The country of Ethiopia has produced two world and Olympic long-distance champion runners in both the male and female categories. They are Kenenisa Bekele and Meseret Defar, whose winning records in the Olympic Games would easily pass the Cooper Test. This test is one of physical fitness that is meant to measure the distance negotiated by the runner in 12 minutes of steady pace. In the Olympic 5000-meter event, Bekele finished on top with a time of 12:57:35 in 11.88 laps in 12 minutes, which means that he would a 4750-meter distance in the same span of time.

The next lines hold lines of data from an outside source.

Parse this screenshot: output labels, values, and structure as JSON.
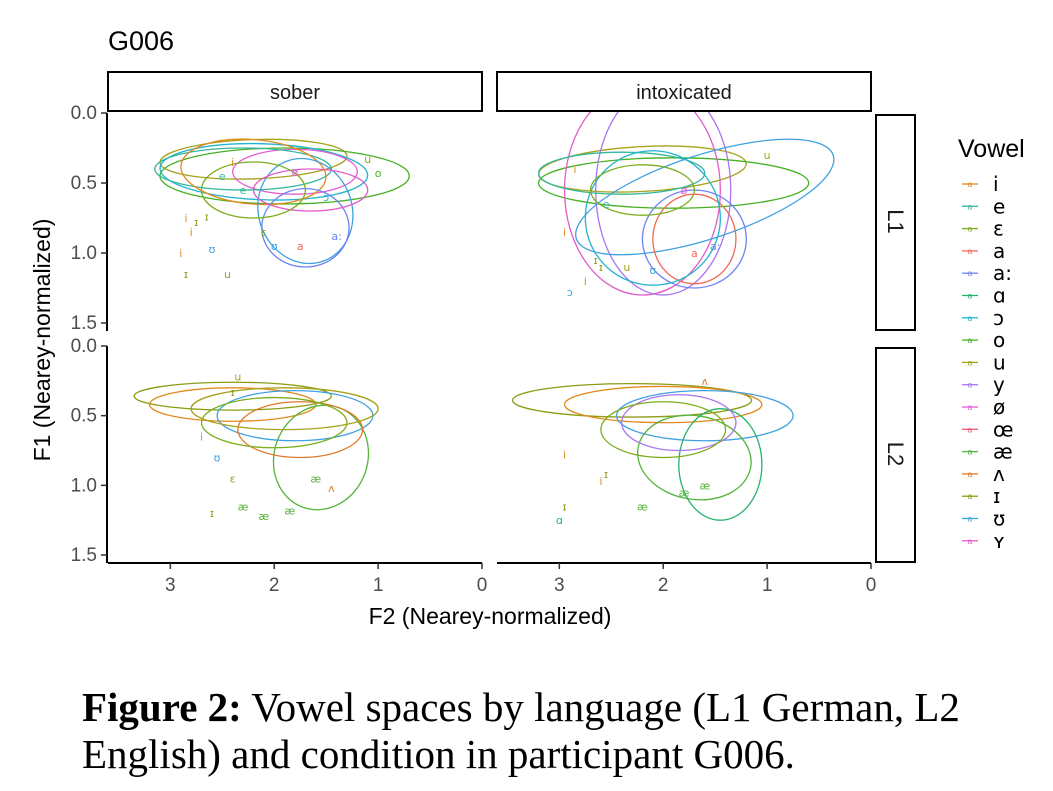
{
  "caption": {
    "label": "Figure 2:",
    "text": " Vowel spaces by language (L1 German, L2 English) and condition in participant G006."
  },
  "chart_data": {
    "type": "scatter",
    "title": "G006",
    "xlabel": "F2 (Nearey-normalized)",
    "ylabel": "F1 (Nearey-normalized)",
    "xlim": [
      0,
      3.6
    ],
    "x_reversed": true,
    "ylim": [
      0,
      1.55
    ],
    "y_reversed": true,
    "xticks": [
      3,
      2,
      1,
      0
    ],
    "yticks": [
      0.0,
      0.5,
      1.0,
      1.5
    ],
    "ytick_labels": [
      "0.0",
      "0.5",
      "1.0",
      "1.5"
    ],
    "xtick_labels": [
      "3",
      "2",
      "1",
      "0"
    ],
    "facet_cols": [
      "sober",
      "intoxicated"
    ],
    "facet_rows": [
      "L1",
      "L2"
    ],
    "grid": false,
    "legend_title": "Vowel",
    "legend_position": "right",
    "vowels": [
      {
        "v": "i",
        "color": "#E18A1E"
      },
      {
        "v": "e",
        "color": "#35B79A"
      },
      {
        "v": "ɛ",
        "color": "#7BAE1C"
      },
      {
        "v": "a",
        "color": "#EF6A58"
      },
      {
        "v": "a:",
        "color": "#6E83F2"
      },
      {
        "v": "ɑ",
        "color": "#27B36B"
      },
      {
        "v": "ɔ",
        "color": "#22B3D1"
      },
      {
        "v": "o",
        "color": "#45B022"
      },
      {
        "v": "u",
        "color": "#A7A21A"
      },
      {
        "v": "y",
        "color": "#A874F2"
      },
      {
        "v": "ø",
        "color": "#E15ED4"
      },
      {
        "v": "œ",
        "color": "#E8587A"
      },
      {
        "v": "æ",
        "color": "#55B43A"
      },
      {
        "v": "ʌ",
        "color": "#DD7A2A"
      },
      {
        "v": "ɪ",
        "color": "#8E9A12"
      },
      {
        "v": "ʊ",
        "color": "#3FA2E0"
      },
      {
        "v": "ʏ",
        "color": "#E25BC8"
      }
    ],
    "panels": [
      {
        "col": "sober",
        "row": "L1",
        "ellipses": [
          {
            "vowel": "u",
            "cx": 2.2,
            "cy": 0.33,
            "rx": 0.9,
            "ry": 0.14,
            "angle": -2
          },
          {
            "vowel": "o",
            "cx": 1.9,
            "cy": 0.45,
            "rx": 1.2,
            "ry": 0.2,
            "angle": 0
          },
          {
            "vowel": "ɔ",
            "cx": 2.1,
            "cy": 0.42,
            "rx": 1.0,
            "ry": 0.2,
            "angle": 2
          },
          {
            "vowel": "ø",
            "cx": 1.8,
            "cy": 0.42,
            "rx": 0.6,
            "ry": 0.16,
            "angle": 0
          },
          {
            "vowel": "e",
            "cx": 2.3,
            "cy": 0.4,
            "rx": 0.85,
            "ry": 0.15,
            "angle": 0
          },
          {
            "vowel": "i",
            "cx": 2.2,
            "cy": 0.42,
            "rx": 0.7,
            "ry": 0.23,
            "angle": 5
          },
          {
            "vowel": "ʊ",
            "cx": 1.7,
            "cy": 0.7,
            "rx": 0.45,
            "ry": 0.38,
            "angle": -20
          },
          {
            "vowel": "a:",
            "cx": 1.7,
            "cy": 0.82,
            "rx": 0.42,
            "ry": 0.28,
            "angle": 0
          },
          {
            "vowel": "ʏ",
            "cx": 1.65,
            "cy": 0.55,
            "rx": 0.55,
            "ry": 0.15,
            "angle": 0
          },
          {
            "vowel": "ɛ",
            "cx": 2.2,
            "cy": 0.55,
            "rx": 0.5,
            "ry": 0.2,
            "angle": 0
          }
        ],
        "points": [
          {
            "vowel": "i",
            "x": 2.9,
            "y": 1.0
          },
          {
            "vowel": "i",
            "x": 2.85,
            "y": 0.75
          },
          {
            "vowel": "ɪ",
            "x": 2.75,
            "y": 0.78
          },
          {
            "vowel": "i",
            "x": 2.8,
            "y": 0.85
          },
          {
            "vowel": "ɪ",
            "x": 2.65,
            "y": 0.74
          },
          {
            "vowel": "ʊ",
            "x": 2.6,
            "y": 0.97
          },
          {
            "vowel": "ɪ",
            "x": 2.85,
            "y": 1.15
          },
          {
            "vowel": "u",
            "x": 2.45,
            "y": 1.15
          },
          {
            "vowel": "e",
            "x": 2.5,
            "y": 0.45
          },
          {
            "vowel": "e",
            "x": 2.3,
            "y": 0.55
          },
          {
            "vowel": "i",
            "x": 2.4,
            "y": 0.35
          },
          {
            "vowel": "u",
            "x": 1.1,
            "y": 0.33
          },
          {
            "vowel": "o",
            "x": 1.0,
            "y": 0.43
          },
          {
            "vowel": "a",
            "x": 1.75,
            "y": 0.95
          },
          {
            "vowel": "a:",
            "x": 1.4,
            "y": 0.88
          },
          {
            "vowel": "ʊ",
            "x": 2.0,
            "y": 0.95
          },
          {
            "vowel": "ɛ",
            "x": 2.1,
            "y": 0.85
          },
          {
            "vowel": "ɔ",
            "x": 1.5,
            "y": 0.6
          },
          {
            "vowel": "ø",
            "x": 1.8,
            "y": 0.42
          }
        ]
      },
      {
        "col": "intoxicated",
        "row": "L1",
        "ellipses": [
          {
            "vowel": "u",
            "cx": 2.2,
            "cy": 0.4,
            "rx": 1.0,
            "ry": 0.16,
            "angle": -3
          },
          {
            "vowel": "o",
            "cx": 1.9,
            "cy": 0.5,
            "rx": 1.3,
            "ry": 0.18,
            "angle": 0
          },
          {
            "vowel": "ʏ",
            "cx": 2.2,
            "cy": 0.55,
            "rx": 0.75,
            "ry": 0.75,
            "angle": 0
          },
          {
            "vowel": "y",
            "cx": 2.0,
            "cy": 0.55,
            "rx": 0.65,
            "ry": 0.75,
            "angle": 0
          },
          {
            "vowel": "ʊ",
            "cx": 1.6,
            "cy": 0.6,
            "rx": 1.3,
            "ry": 0.3,
            "angle": -18
          },
          {
            "vowel": "a:",
            "cx": 1.7,
            "cy": 0.9,
            "rx": 0.5,
            "ry": 0.35,
            "angle": 0
          },
          {
            "vowel": "a",
            "cx": 1.7,
            "cy": 0.9,
            "rx": 0.4,
            "ry": 0.32,
            "angle": 0
          },
          {
            "vowel": "e",
            "cx": 2.4,
            "cy": 0.43,
            "rx": 0.8,
            "ry": 0.15,
            "angle": 0
          },
          {
            "vowel": "ɔ",
            "cx": 2.1,
            "cy": 0.75,
            "rx": 0.65,
            "ry": 0.48,
            "angle": 15
          },
          {
            "vowel": "ɛ",
            "cx": 2.2,
            "cy": 0.55,
            "rx": 0.5,
            "ry": 0.18,
            "angle": 0
          }
        ],
        "points": [
          {
            "vowel": "i",
            "x": 2.95,
            "y": 0.85
          },
          {
            "vowel": "ɪ",
            "x": 2.65,
            "y": 1.05
          },
          {
            "vowel": "ɪ",
            "x": 2.6,
            "y": 1.1
          },
          {
            "vowel": "i",
            "x": 2.75,
            "y": 1.2
          },
          {
            "vowel": "ɔ",
            "x": 2.9,
            "y": 1.28
          },
          {
            "vowel": "u",
            "x": 2.35,
            "y": 1.1
          },
          {
            "vowel": "ʊ",
            "x": 2.1,
            "y": 1.12
          },
          {
            "vowel": "i",
            "x": 2.85,
            "y": 0.4
          },
          {
            "vowel": "u",
            "x": 1.0,
            "y": 0.3
          },
          {
            "vowel": "a",
            "x": 1.7,
            "y": 1.0
          },
          {
            "vowel": "a:",
            "x": 1.5,
            "y": 0.95
          },
          {
            "vowel": "e",
            "x": 2.55,
            "y": 0.65
          },
          {
            "vowel": "ø",
            "x": 1.8,
            "y": 0.55
          }
        ]
      },
      {
        "col": "sober",
        "row": "L2",
        "ellipses": [
          {
            "vowel": "ɪ",
            "cx": 2.4,
            "cy": 0.36,
            "rx": 0.95,
            "ry": 0.1,
            "angle": 0
          },
          {
            "vowel": "i",
            "cx": 2.4,
            "cy": 0.42,
            "rx": 0.8,
            "ry": 0.12,
            "angle": 0
          },
          {
            "vowel": "ʊ",
            "cx": 1.8,
            "cy": 0.5,
            "rx": 0.75,
            "ry": 0.18,
            "angle": 0
          },
          {
            "vowel": "æ",
            "cx": 1.55,
            "cy": 0.8,
            "rx": 0.45,
            "ry": 0.38,
            "angle": 20
          },
          {
            "vowel": "ʌ",
            "cx": 1.75,
            "cy": 0.6,
            "rx": 0.6,
            "ry": 0.2,
            "angle": 0
          },
          {
            "vowel": "ɛ",
            "cx": 2.0,
            "cy": 0.55,
            "rx": 0.7,
            "ry": 0.18,
            "angle": 0
          },
          {
            "vowel": "u",
            "cx": 1.9,
            "cy": 0.45,
            "rx": 0.9,
            "ry": 0.15,
            "angle": 0
          }
        ],
        "points": [
          {
            "vowel": "ɪ",
            "x": 2.6,
            "y": 1.2
          },
          {
            "vowel": "æ",
            "x": 2.3,
            "y": 1.15
          },
          {
            "vowel": "æ",
            "x": 2.1,
            "y": 1.22
          },
          {
            "vowel": "æ",
            "x": 1.85,
            "y": 1.18
          },
          {
            "vowel": "i",
            "x": 2.7,
            "y": 0.65
          },
          {
            "vowel": "ʊ",
            "x": 2.55,
            "y": 0.8
          },
          {
            "vowel": "ɛ",
            "x": 2.4,
            "y": 0.95
          },
          {
            "vowel": "ʌ",
            "x": 1.45,
            "y": 1.02
          },
          {
            "vowel": "ɪ",
            "x": 2.4,
            "y": 0.33
          },
          {
            "vowel": "u",
            "x": 2.35,
            "y": 0.22
          },
          {
            "vowel": "æ",
            "x": 1.6,
            "y": 0.95
          }
        ]
      },
      {
        "col": "intoxicated",
        "row": "L2",
        "ellipses": [
          {
            "vowel": "ɪ",
            "cx": 2.3,
            "cy": 0.39,
            "rx": 1.15,
            "ry": 0.12,
            "angle": 0
          },
          {
            "vowel": "i",
            "cx": 2.0,
            "cy": 0.42,
            "rx": 0.95,
            "ry": 0.13,
            "angle": 0
          },
          {
            "vowel": "ʊ",
            "cx": 1.6,
            "cy": 0.5,
            "rx": 0.85,
            "ry": 0.18,
            "angle": 0
          },
          {
            "vowel": "æ",
            "cx": 1.7,
            "cy": 0.8,
            "rx": 0.55,
            "ry": 0.3,
            "angle": 10
          },
          {
            "vowel": "ɑ",
            "cx": 1.45,
            "cy": 0.85,
            "rx": 0.4,
            "ry": 0.4,
            "angle": 0
          },
          {
            "vowel": "y",
            "cx": 1.85,
            "cy": 0.55,
            "rx": 0.55,
            "ry": 0.2,
            "angle": 0
          },
          {
            "vowel": "ɛ",
            "cx": 2.0,
            "cy": 0.6,
            "rx": 0.6,
            "ry": 0.2,
            "angle": 0
          }
        ],
        "points": [
          {
            "vowel": "i",
            "x": 2.95,
            "y": 0.78
          },
          {
            "vowel": "ɪ",
            "x": 2.55,
            "y": 0.92
          },
          {
            "vowel": "i",
            "x": 2.6,
            "y": 0.97
          },
          {
            "vowel": "ɑ",
            "x": 3.0,
            "y": 1.25
          },
          {
            "vowel": "æ",
            "x": 2.2,
            "y": 1.15
          },
          {
            "vowel": "ɪ",
            "x": 2.95,
            "y": 1.15
          },
          {
            "vowel": "ʌ",
            "x": 1.6,
            "y": 0.25
          },
          {
            "vowel": "æ",
            "x": 1.8,
            "y": 1.05
          },
          {
            "vowel": "æ",
            "x": 1.6,
            "y": 1.0
          }
        ]
      }
    ]
  }
}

Cooper Test is a means of assessing the maximum oxygen intake of an athlete and is used to monitor his/her aerobic endurance. Its purpose is, therefore, to test the aerobic ability of the runner to consume oxygen to power his/her body while running. The test is also used to get an estimate of the runner VO2max (Volume per time of oxygen in the maximum), which is the best indicator of cardio-respiratory endurance. An estimate of the VO2max can be obtained by subtracting 504.9 from the distance covered in meters, and adding 44.73 to the difference.

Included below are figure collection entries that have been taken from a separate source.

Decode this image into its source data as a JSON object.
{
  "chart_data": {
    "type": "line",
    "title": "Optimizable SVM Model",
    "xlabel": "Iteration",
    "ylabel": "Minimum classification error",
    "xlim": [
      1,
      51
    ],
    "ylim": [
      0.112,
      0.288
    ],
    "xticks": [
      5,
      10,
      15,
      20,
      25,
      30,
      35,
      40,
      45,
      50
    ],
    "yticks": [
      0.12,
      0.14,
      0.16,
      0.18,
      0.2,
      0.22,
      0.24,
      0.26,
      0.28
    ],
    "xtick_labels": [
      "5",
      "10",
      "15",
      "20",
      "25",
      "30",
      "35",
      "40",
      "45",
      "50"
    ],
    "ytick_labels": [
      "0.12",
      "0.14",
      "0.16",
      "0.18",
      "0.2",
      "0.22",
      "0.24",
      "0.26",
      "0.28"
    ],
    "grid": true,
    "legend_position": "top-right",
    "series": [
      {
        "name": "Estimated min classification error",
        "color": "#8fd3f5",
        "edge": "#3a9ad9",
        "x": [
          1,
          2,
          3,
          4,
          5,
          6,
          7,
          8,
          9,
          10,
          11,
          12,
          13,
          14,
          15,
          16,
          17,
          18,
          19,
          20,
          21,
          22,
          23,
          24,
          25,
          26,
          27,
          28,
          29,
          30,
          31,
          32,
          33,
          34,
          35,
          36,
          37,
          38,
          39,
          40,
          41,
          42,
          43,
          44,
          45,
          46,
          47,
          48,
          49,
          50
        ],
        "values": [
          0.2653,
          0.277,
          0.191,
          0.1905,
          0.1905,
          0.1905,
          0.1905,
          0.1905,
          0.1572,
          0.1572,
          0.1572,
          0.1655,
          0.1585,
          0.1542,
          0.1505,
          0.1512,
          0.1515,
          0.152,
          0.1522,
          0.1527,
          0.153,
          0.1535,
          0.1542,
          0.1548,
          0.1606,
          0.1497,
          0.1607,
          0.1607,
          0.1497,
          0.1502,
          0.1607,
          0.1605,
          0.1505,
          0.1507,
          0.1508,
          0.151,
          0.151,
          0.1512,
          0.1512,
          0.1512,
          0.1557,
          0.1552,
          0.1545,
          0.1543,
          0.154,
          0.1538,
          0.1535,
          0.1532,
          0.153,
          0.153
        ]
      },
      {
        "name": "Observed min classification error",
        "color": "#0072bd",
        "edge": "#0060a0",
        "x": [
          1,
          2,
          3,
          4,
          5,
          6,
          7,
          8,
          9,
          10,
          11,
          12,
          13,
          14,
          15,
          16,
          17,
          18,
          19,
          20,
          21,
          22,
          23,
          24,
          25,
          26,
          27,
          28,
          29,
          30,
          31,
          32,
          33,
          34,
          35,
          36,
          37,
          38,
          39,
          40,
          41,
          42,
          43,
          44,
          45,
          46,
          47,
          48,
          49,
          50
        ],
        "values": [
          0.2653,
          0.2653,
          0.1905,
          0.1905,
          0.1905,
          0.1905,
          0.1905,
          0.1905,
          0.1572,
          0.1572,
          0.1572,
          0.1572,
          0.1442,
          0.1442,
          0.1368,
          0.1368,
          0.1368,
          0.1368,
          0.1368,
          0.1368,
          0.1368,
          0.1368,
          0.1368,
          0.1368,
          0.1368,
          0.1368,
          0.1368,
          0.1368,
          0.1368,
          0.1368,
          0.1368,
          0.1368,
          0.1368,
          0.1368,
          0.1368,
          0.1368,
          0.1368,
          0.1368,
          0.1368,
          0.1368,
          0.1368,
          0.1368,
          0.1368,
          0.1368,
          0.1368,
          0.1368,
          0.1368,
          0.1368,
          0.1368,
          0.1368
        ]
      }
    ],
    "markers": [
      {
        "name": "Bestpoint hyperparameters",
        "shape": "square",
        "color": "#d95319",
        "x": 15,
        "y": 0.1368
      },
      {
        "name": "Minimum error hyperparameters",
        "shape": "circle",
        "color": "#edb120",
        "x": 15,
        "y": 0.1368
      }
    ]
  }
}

Since Cooper Test demands maximum effort, it is recommended only for trained individuals. An indication of the individual’s physical fitness depends on sex and age and the distance covered in 12 minutes. Therefore, a 25-year old male athlete can be rated excellent as a 14-year old if they negotiate 2800 meters and 2700 meters, respectively, in 12 minutes. The reliability of the test would further depend on practice, pacing strategies and the level of motivation on the part of the runner.

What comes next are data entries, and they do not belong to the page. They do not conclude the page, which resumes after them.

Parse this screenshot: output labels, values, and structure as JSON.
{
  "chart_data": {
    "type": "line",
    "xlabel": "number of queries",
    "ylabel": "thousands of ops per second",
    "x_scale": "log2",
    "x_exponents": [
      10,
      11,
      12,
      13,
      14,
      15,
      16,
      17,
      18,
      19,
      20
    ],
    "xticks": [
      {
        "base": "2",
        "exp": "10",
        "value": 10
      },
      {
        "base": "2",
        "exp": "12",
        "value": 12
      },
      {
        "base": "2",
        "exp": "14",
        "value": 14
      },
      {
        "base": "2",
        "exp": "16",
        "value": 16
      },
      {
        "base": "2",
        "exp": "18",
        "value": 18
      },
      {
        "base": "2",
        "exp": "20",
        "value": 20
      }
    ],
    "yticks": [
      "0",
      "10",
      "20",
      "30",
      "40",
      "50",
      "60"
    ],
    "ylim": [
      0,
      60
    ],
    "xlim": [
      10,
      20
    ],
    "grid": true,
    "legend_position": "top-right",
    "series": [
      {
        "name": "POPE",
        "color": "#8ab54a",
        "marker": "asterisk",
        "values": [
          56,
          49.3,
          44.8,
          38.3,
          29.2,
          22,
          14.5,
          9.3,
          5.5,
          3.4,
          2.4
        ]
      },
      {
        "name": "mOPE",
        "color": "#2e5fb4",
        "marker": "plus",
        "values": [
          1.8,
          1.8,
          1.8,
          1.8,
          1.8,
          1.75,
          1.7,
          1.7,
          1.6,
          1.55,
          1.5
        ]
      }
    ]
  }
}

Sports authorities have come up with certain tips for you if you are preparing for the Cooper Test. Four hours before, you should not eat anything heavy, only light meal. Have a good stretch especially of your abs which are among the common areas of cramp when running. Do some deep breathing to stretch your chest cavity and lungs, but don’t drink a lot of water shortly before but hours before the run. During the run, keep your breathing calm but you must not have an easy jog but a gradual speed. Make sure, too, that your running shoes have good padding and proper support. After the run, you can only reflect on how fast you made it while you may be doing a cooling down.
Cooper Test can also be done in swimming but is based on the physical fitness test for runners. Called the Swim Cooper Test, it works by having an individual swim as much as possible in 12 minutes, and in the same stroke every time. Before the start of the test, however, the swimmer is not allowed to engage in alcoholic drinks 12 hours previous to the test. Neither is he/she allowed to take coffee or nicotine three hours before the test, or any major meal two hours earlier. There is reason for the swimmer to stop the test if he/she gets a painful feeling in the chest, gets dizzy, starts having trouble breathing, or gets a stinging pain in the side.
If none of the running and swimming tests is possible, you can conduct it by running on a treadmill in 12 minutes by mimicking an actual outdoor running event.